For a moment Wynne was hard-pressed to reply, for Lord William’s face was contorted in an agony of remembrance. But her brief stab of pity for him was swiftly replaced by the more comfortable emotion of contempt.

“You loved her? You raped her—no, even if your claim not to have raped her is true, you still left her, alone and pregnant, shamed before her people. For seven years you did not care for her. Now you want any child of that union. Any
son,
that is. You will understand, of course, why I scoff to hear that you loved her.”

Again Lord William surprised her. She expected anger and outrage at her impudent sarcasm, at her clear disgust. But he only stared at her, a haunted expression on his face.

“Did she … did she ever speak of me?”

The heat seemed to dissolve from her anger. Even Wynne could not ignore the abject misery she witnessed in the aging lord opposite her. She started to speak, then hesitated and shook her head in confusion. For an instant she met Cleve’s piercing stare, and once again his hand slid along her arm.

Oh, but this was too illogical. Too confusing.

She focused again on Lord William, willing away any softening of her feelings for this man. Toward both of them.

“I did not ever meet any of the children’s mothers. Save my own sister, who was mother to Isolde.”

He held her eye. “Where are they, then? Why do you have these children?”

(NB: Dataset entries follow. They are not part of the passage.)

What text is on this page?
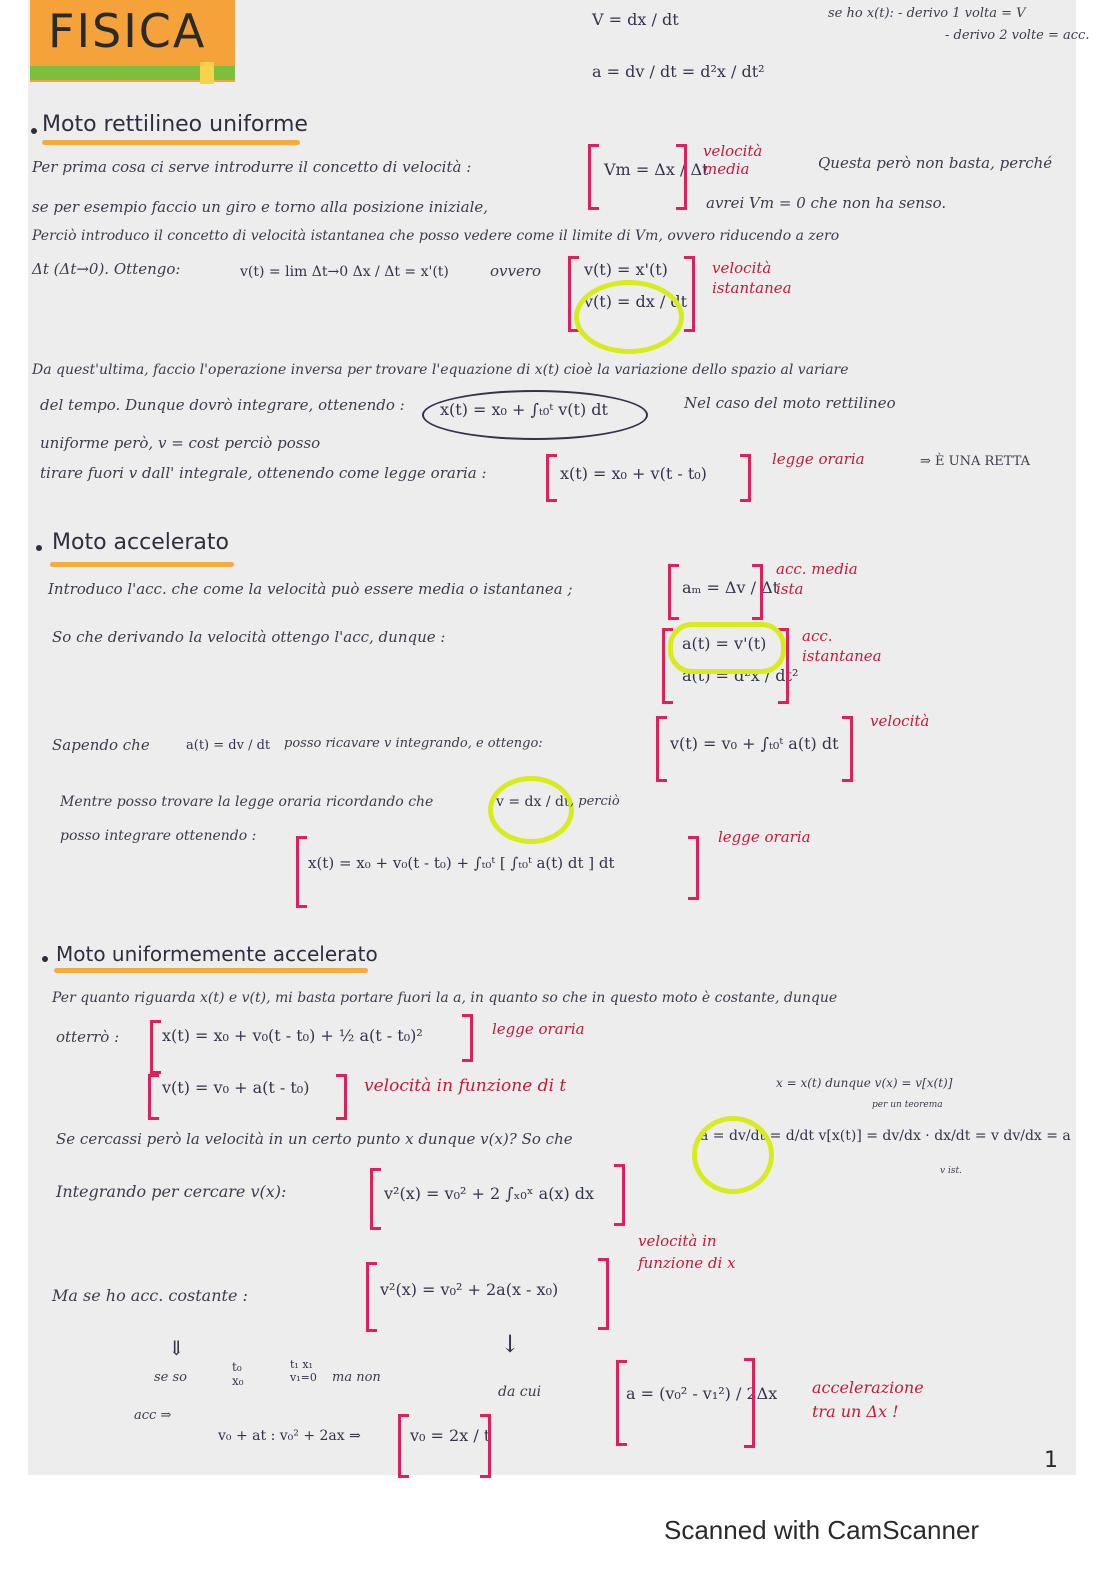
FISICA	V = dx / dt
a = dv / dt = d²x / dt²
se ho x(t): - derivo 1 volta = V
- derivo 2 volte = acc.
Moto rettilineo uniforme
Per prima cosa ci serve introdurre il concetto di velocità :	Vm = Δx / Δt
velocità media	Questa però non basta, perché
se per esempio faccio un giro e torno alla posizione iniziale,	avrei Vm = 0 che non ha senso.
Perciò introduco il concetto di velocità istantanea che posso vedere come il limite di Vm, ovvero riducendo a zero
Δt (Δt→0). Ottengo:	v(t) = lim Δt→0 Δx / Δt = x'(t)	ovvero	v(t) = x'(t)
v(t) = dx / dt
velocità istantanea
Da quest'ultima, faccio l'operazione inversa per trovare l'equazione di x(t) cioè la variazione dello spazio al variare
del tempo. Dunque dovrò integrare, ottenendo : x(t) = x₀ + ∫ₜ₀ᵗ v(t) dt	Nel caso del moto rettilineo
uniforme però, v = cost perciò posso
tirare fuori v dall' integrale, ottenendo come legge oraria :	x(t) = x₀ + v(t - t₀)
legge oraria	⇒ È UNA RETTA
Moto accelerato
Introduco l'acc. che come la velocità può essere media o istantanea ;	aₘ = Δv / Δt
acc. media
ista
So che derivando la velocità ottengo l'acc, dunque :	a(t) = v'(t)
a(t) = d²x / dt²
acc. istantanea
Sapendo che	a(t) = dv / dt posso ricavare v integrando, e ottengo:	v(t) = v₀ + ∫ₜ₀ᵗ a(t) dt
velocità
Mentre posso trovare la legge oraria ricordando che	v = dx / dt , perciò
posso integrare ottenendo :
x(t) = x₀ + v₀(t - t₀) + ∫ₜ₀ᵗ [ ∫ₜ₀ᵗ a(t) dt ] dt
legge oraria
Moto uniformemente accelerato
Per quanto riguarda x(t) e v(t), mi basta portare fuori la a, in quanto so che in questo moto è costante, dunque
otterrò :	x(t) = x₀ + v₀(t - t₀) + ½ a(t - t₀)²	legge oraria
v(t) = v₀ + a(t - t₀)	velocità in funzione di t	x = x(t) dunque v(x) = v[x(t)]
per un teorema
Se cercassi però la velocità in un certo punto x dunque v(x)? So che	a = dv/dt = d/dt v[x(t)] = dv/dx · dx/dt = v dv/dx = a
v ist.
Integrando per cercare v(x):	v²(x) = v₀² + 2 ∫ₓ₀ˣ a(x) dx
velocità in funzione di x
Ma se ho acc. costante :	v²(x) = v₀² + 2a(x - x₀)
⇓	↓
se so
t₀ x₀
t₁ x₁ v₁=0 ma non
acc ⇒
v₀ + at : v₀² + 2ax ⇒	v₀ = 2x / t
da cui	a = (v₀² - v₁²) / 2Δx accelerazione tra un Δx !
1
Scanned with CamScanner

Wynne considered her answer. But in truth there would be nothing lost in speaking the truth. She’d done as much to Cleve, and still there was no proof of who fathered any of her children.

“My sister is dead,” she began, keeping her explanation brief and her voice cool. It was the only way she could keep the horror of those times at bay. “She was never right after the rape. She flung herself from a cliff once the child was born. Bronwen’s mother was but eleven when she was raped. Her parents told her the babe died and they gave the child to me to raise. As for the boys, their mothers are dead.” She saw him wince, but pressed on. “Arthur’s mother died a few days after giving him birth. The twins’ mother died when they were barely walking. Her husband would not raise them once she was gone.”

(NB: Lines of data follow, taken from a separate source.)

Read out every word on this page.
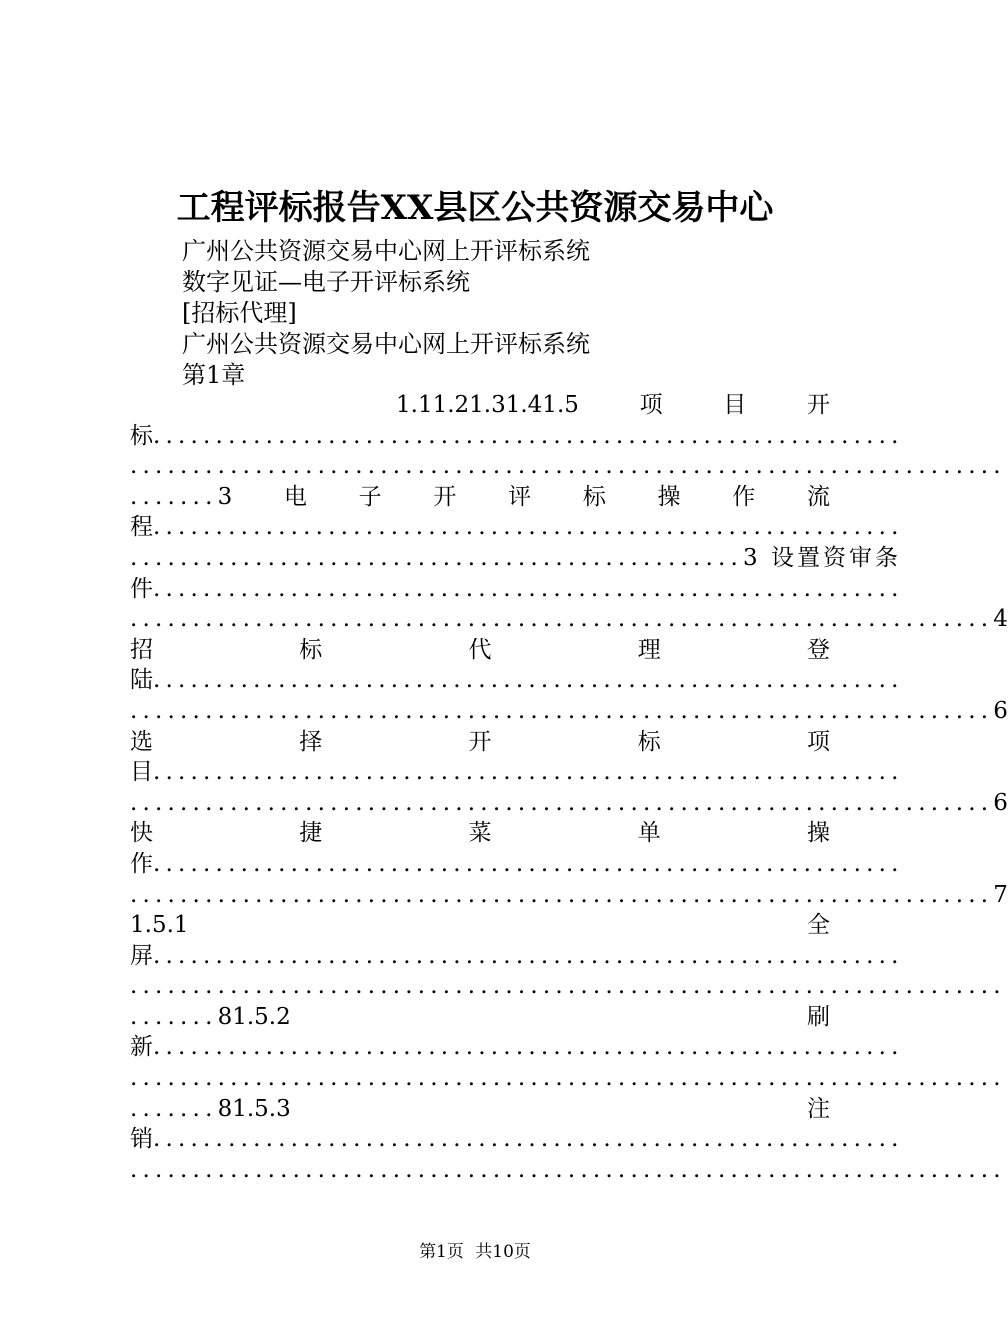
工程评标报告XX县区公共资源交易中心
广州公共资源交易中心网上开评标系统
数字见证—电子开评标系统
[招标代理]
广州公共资源交易中心网上开评标系统
第1章
1.11.21.31.41.5	项	目	开
标............................................................
......................................................................
.......3 电 子 开 评 标 操 作 流
程............................................................
................................................. 3 设置资审条
件............................................................
..................................................................... 4
招	标	代	理	登
陆............................................................
..................................................................... 6
选	择	开	标	项
目............................................................
..................................................................... 6
快	捷	菜	单	操
作............................................................
..................................................................... 7
1.5.1	全
屏............................................................
......................................................................
.......81.5.2	刷
新............................................................
......................................................................
.......81.5.3	注
销............................................................
......................................................................
第1页 共10页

She took a deep breath, relieved as always that her dreadful tale was done. But her gaze never left Lord William. “I raised them all as my own. I am mother to them. They know no other than me.”

If she’d thought to shame him, she realized right away that she’d failed. He did not bluster as before. His arrogant and possessive demeanor had been reduced to one more humble and beseeching. But he did not forget his quest.

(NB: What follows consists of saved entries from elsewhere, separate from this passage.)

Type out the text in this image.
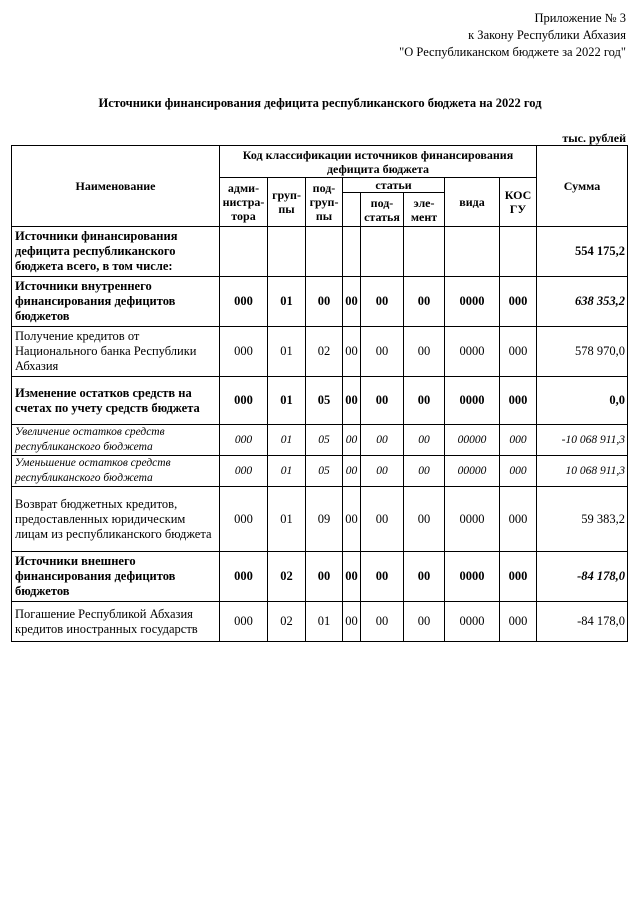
Приложение № 3
к Закону Республики Абхазия
"О Республиканском бюджете за 2022 год"
Источники финансирования дефицита республиканского бюджета на 2022 год
тыс. рублей
Наименование	Код классификации источников финансирования дефицита бюджета								Сумма
	адми-нистра-тора	груп-пы	под-груп-пы	статьи			вида	КОС ГУ	
					под-статья	эле-мент			
Источники финансирования дефицита республиканского бюджета всего, в том числе:									554 175,2
Источники внутреннего финансирования дефицитов бюджетов	000	01	00	00	00	00	0000	000	638 353,2
Получение кредитов от Национального банка Республики Абхазия	000	01	02	00	00	00	0000	000	578 970,0
Изменение остатков средств на счетах по учету средств бюджета	000	01	05	00	00	00	0000	000	0,0
Увеличение остатков средств республиканского бюджета	000	01	05	00	00	00	00000	000	-10 068 911,3
Уменьшение остатков средств республиканского бюджета	000	01	05	00	00	00	00000	000	10 068 911,3
Возврат бюджетных кредитов, предоставленных юридическим лицам из республиканского бюджета	000	01	09	00	00	00	0000	000	59 383,2
Источники внешнего финансирования дефицитов бюджетов	000	02	00	00	00	00	0000	000	-84 178,0
Погашение Республикой Абхазия кредитов иностранных государств	000	02	01	00	00	00	0000	000	-84 178,0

“Which child—which boy—is my Angel’s?”

Once again her anger flared. But before she could respond, Cleve spoke up.

“We cannot be certain, milord. That is why I brought all of them to Kirkston. Perhaps together we can determine the answer to that.”

Lord William’s gaze remained on Wynne. “And shall you aid us in this task?”

Slowly she shook her head. A lump formed in her throat, and she closed her eyes to avoid the man’s beseeching gaze. But that was a mistake, for she was at once overcome by a horrifyingly clear vision of the manor house in Radnor Forest. So vivid was the vision, she could have sworn she was back home. Only there was something wrong.

Wynne jerked her eyes open when she recognized just what it was. There were no children in her vision. No childish voices or giggles. All was quiet and still, just as this hall was. Quiet as death. Empty of life.

Lord William faced her with an almost desperate expression on his coarse, lined face. Cleve waited just at her side, yet she sensed his tension and his anticipation. It emanated from him and seemed to mirror her own confusing emotions. For an aching moment she wondered why he of all men must tap so deeply into her emotions. He tore at that part of her heart that was her very own. And now Lord William tore at the rest of it, that portion that so fiercely loved her children.

Between the two of them they would surely kill her.

Once again she shook her head, steeling herself to speak and behave as if she were not bleeding inside. “I cannot help you.”

19

T
HEY PARTOOK OF A
sumptuous meal. The five children, Wynne, Druce, Barris, and Cleve all joined Lord William and his daughters and sons-in-law at the high table. But it was not a jovial meal.